その傍らの社号標は、神宮大宮佐佐木行忠候に揮毫されました。
手水舎
参拝者が神様にお参りする前に心身を清めるために、浄水で両手や口を濯ぐ場所です。
神木
神社に特別な縁のある樹木であり、神が宿る依代でもあります。
当社では、ご祭神である檜前兄弟が海中より拾い上げられた観音像を槐の木の切り株に安置した事から、境内に自生する槐の木が神木として祀られています。
神輿庫
三社祭で担がれる宮神輿「一之宮」「二之宮」「三之宮」が収められています。
5月の祭礼期間は元よりお正月や春先の土日祝日に扉が開けられ、宮神輿を拝観できます。
神楽殿
神様へ奉納する神楽や舞踊が舞われる場所です。
当社の神楽殿では、年間を通した神事や行事において、巫女舞や神事びんざさら舞の奉演をはじめ、様々な催しが行われます。
夫婦狛犬
狛犬は外部からの厄災を退ける役割があり、一般的に一対が参道を挟み向き合って設置されるものです。

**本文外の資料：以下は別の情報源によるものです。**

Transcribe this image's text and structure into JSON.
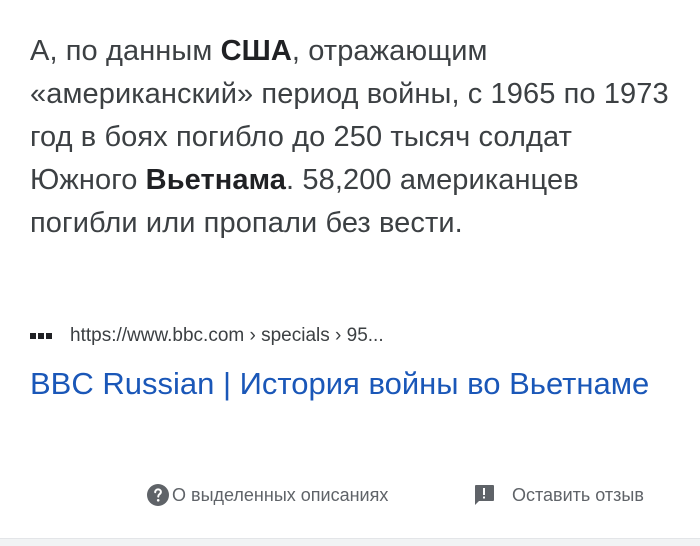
{
  "snippet": {
    "p1": "А, по данным ",
    "b1": "США",
    "p2": ", отражающим «американский» период войны, с 1965 по 1973 год в боях погибло до 250 тысяч солдат Южного ",
    "b2": "Вьетнама",
    "p3": ". 58,200 американцев погибли или пропали без вести."
  },
  "source": {
    "url": "https://www.bbc.com › specials › 95..."
  },
  "result": {
    "title": "BBC Russian | История войны во Вьетнаме"
  },
  "footer": {
    "about_label": "О выделенных описаниях",
    "feedback_label": "Оставить отзыв"
  },
  "icons": {
    "help": "help-circle-icon",
    "feedback": "feedback-icon",
    "favicon": "site-favicon-icon"
  },
  "colors": {
    "link": "#1a57b8",
    "text": "#3c4043",
    "muted": "#5f6368"
  }
}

この狛犬は江戸初期に作られ、形状が珍しく大変貴重なものであり、その寄り添って佇む様相から「良縁」「夫婦和合」「恋愛成就」のご利益があるとされています。
三柱の石碑
当社宮司が、ご祭神の御名である「土師」姓の名跡を改めて継がれる慶事を記念して、平成30年3月に建立されました。

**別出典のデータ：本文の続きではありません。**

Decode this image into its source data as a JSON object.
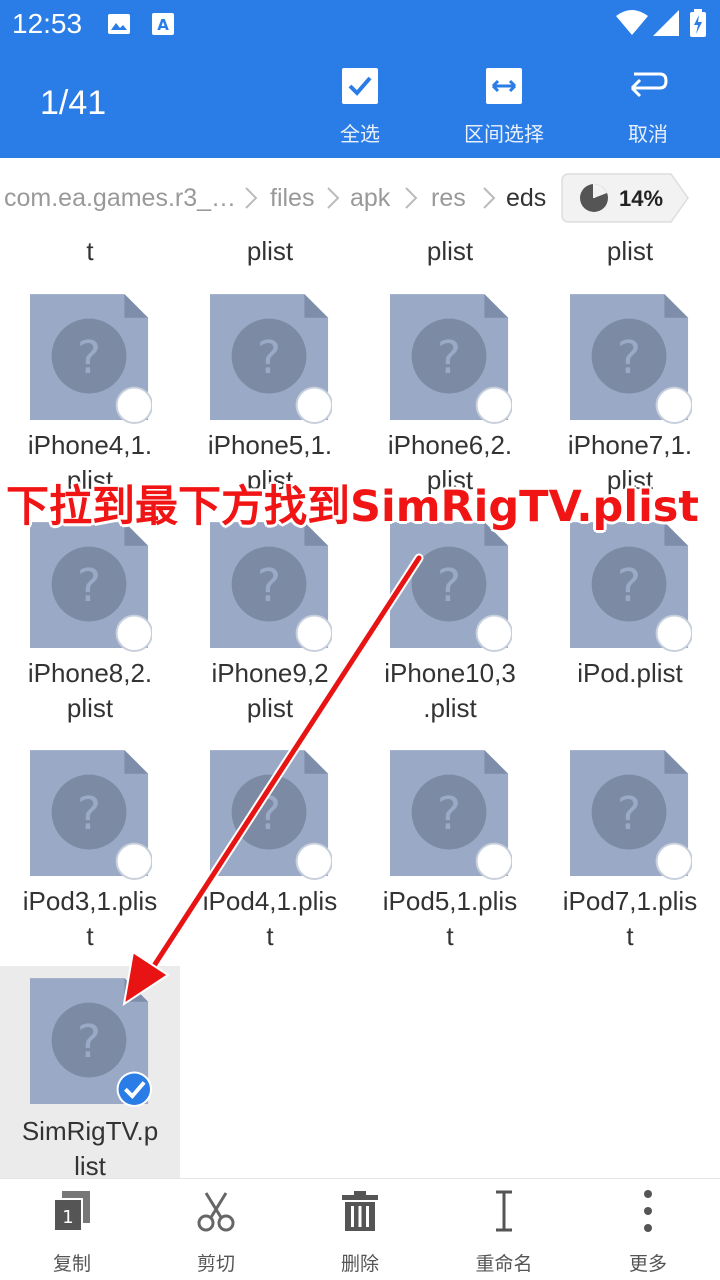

社紋と海を表す意匠に三柱のご祭神の御名が刻まれ、観音様との御縁や浅草草創の経緯と信仰を伝え記すと共に、地域社会の更なる隆盛への願いが込められています。
浅草神社石碑
ほととぎすの碑
作者は江戸後期の狂歌師、浅草庵市人
『ほととぎすなかぬもうれしまつうちは世のうさきかぬ耳とこそなれ』
花柳壽輔碑
花柳流宗家家元の襲名
『雷ハ田町をよけて鳴りわたる』
扇塚
扇の形をした石碑。毎年4月8日に、古い扇子をお焚き上げする行事が行われる。
榧樹碑(かやのきひ)
初代中村吉右衛門句碑
明治末から昭和にかけて活躍した歌舞伎役者。浅草象潟町生まれ。
『女房も同じ氏子や除夜詣』
花塚
濁り流の花道の師、笠翁斉乱鳥の死を悲しんだ弟子達によって建立された。
河竹黙阿弥顕彰碑
江戸時代幕末から明治にかけて活躍した歌舞伎狂言作者。別名古河黙阿弥。
こち亀石碑
少年ジャンプ連載の漫画「こちら葛飾区亀有公園前派出所」の主人公両津勘吉の碑
百度石
百度参りの往復の標識として立てられている石
初代市川猿翁句碑
明治から戦後にかけて活躍した歌舞伎役者
『翁の文字まだ身にそはず衣がへ』
粧太夫碑(蕋雲女子の碑)
太夫は吉原の遊女であったが教養高く、蕋雲の号を持つ
『保農保農登明石能浦廻旦霧尓四摩伽久禮行不念遠之所思』
久保田万太郎句碑
浅草出身の小説家、劇作家、俳人。
『竹馬やいろはにほへとちりぢりに』
川口松太郎句碑
小説家。久保田万太郎に師事し、数多くの時代小説や恋愛小説を書いた。